El paisaje fantástico de sus
cuentos y novelas es puro invento de Bioy, una fundación mitológica e
irrepetible. Por eso en alguna parte del paraíso narrativo Bioy se encuentra y
se abraza con Roberto Arlt, el autor de "Los siete locos" y "Los
lanzallamas", muerto a poco de publicada "La invención de
Morel". Arlt escribía deliberadamente un argot de malas traducciones
españolas y dialogaba en un lunfardo que todavía perdura en cada muchachón desesperado.

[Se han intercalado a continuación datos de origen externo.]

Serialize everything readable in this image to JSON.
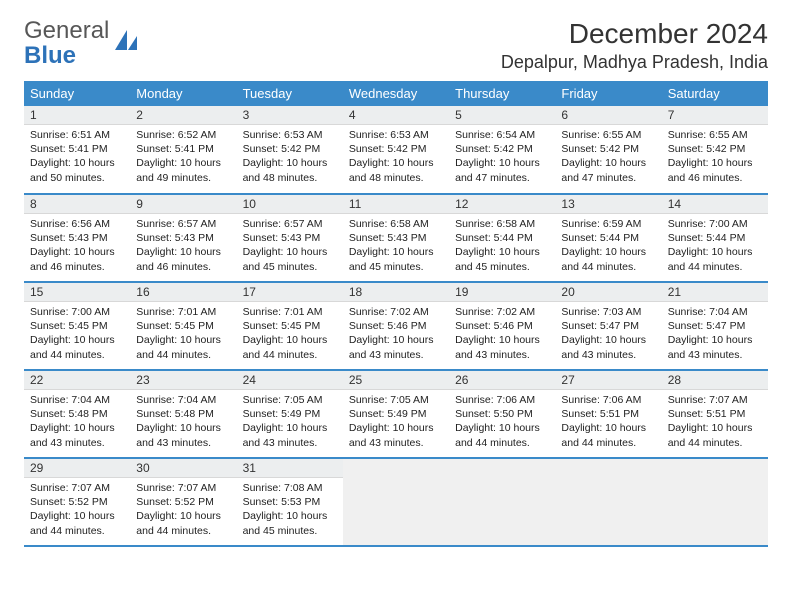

Bioy reconoce una apasionada afinidad con aquel suicida que predijo en sus
novelas el desastre argentino. "Sí, definitivamente somos hermanos",
reconoce, y el cuadro de familia, velado por la sombra de Borges, se recompone:
Arlt, Marechal, Cortázar, Sabato, Conti, Bioy (y también el uruguayo Onetti)
respiran un mismo aire de irónica melancolía porteña. Los personajes del Río de la
Plata y sus sueños destrozados están sobre todo en las páginas del Bioy más
fantástico, irónico y sutil. El escritor que introdujo para siempre a Buenos
Aires en el vértigo de la duda y la perplejidad.